We spent weeks in New Orleans, along the coast of Mississippi and in the chilling civil rights sites of Alabama. Five years later, the devastation of Katrina was astounding. Not to mention the oil spill. Everyone had a story about “the water.” My aunt and uncle lost everything, even their china. Yet, the spirit of the affected people was incredible. We visited Musician’s Village, a fledgling Katrina Museum and the reopened American Italian Museum and Library. Eighty percent of New Orleans was underwater in 2005.
Jazz Fest’s return in 2006, to the rallying cry of Bruce Springsteen, was as much a proverbial shot in the arm to the city as was the Saints’ Super Bowl win. The 40-year-old festival is held on two spring weekends at the fairgrounds. There are 12 stages, exhibits, vendors and Louisiana cuisine. The cost is $45-$60 per day, and the festival runs from 11 a.m. to 7 p.m. The music is top-notch and eclectic, local and international—from jazz to blues, R&B, gospel, Cajun, folk, Latin, rock, zydeco, Afro-Caribbean, country, bluegrass and rap. A musical bouillabaisse that made our heads swim as we tried valiantly to rush from stage to stage—not an easy feat when it got muddy. Women wore brightly-colored rubber boots—survival gear—even my old Carbondale friend, Shawn Colvin.
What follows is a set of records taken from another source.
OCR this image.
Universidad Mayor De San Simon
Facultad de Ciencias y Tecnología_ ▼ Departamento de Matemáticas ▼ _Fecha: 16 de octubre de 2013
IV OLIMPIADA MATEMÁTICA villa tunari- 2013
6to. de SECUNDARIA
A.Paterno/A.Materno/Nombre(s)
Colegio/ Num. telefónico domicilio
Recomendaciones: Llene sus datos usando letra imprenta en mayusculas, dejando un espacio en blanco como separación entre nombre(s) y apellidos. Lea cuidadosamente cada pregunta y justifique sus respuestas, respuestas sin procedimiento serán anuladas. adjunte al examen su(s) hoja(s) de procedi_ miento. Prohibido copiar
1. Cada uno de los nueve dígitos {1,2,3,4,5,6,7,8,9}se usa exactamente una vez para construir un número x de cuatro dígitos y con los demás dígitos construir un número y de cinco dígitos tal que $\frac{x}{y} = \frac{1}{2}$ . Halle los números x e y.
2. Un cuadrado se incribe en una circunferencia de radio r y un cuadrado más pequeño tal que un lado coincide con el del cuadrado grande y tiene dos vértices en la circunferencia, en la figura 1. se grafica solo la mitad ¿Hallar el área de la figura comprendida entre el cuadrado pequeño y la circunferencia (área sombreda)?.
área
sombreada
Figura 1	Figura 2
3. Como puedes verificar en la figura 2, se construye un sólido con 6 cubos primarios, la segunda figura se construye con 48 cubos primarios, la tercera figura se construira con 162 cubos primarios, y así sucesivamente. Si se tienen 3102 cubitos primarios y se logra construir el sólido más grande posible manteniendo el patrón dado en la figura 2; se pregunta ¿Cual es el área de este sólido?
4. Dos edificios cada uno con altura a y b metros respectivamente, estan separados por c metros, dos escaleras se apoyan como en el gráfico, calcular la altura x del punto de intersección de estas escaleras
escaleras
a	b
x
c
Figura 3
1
Although we love all of these other festivals, and no comparison would be fair, we actually prefer our own little festival. On the Waterfront is more affordable and manageable, and it benefits charities. And the parking is free. In so many ways, Rockfordians really don’t know what they have. Let’s support our hometown festival. After all, it is Illinois’ largest music festival.
Valeri DeCastris is a Rockford native, environmental scientist and community activist.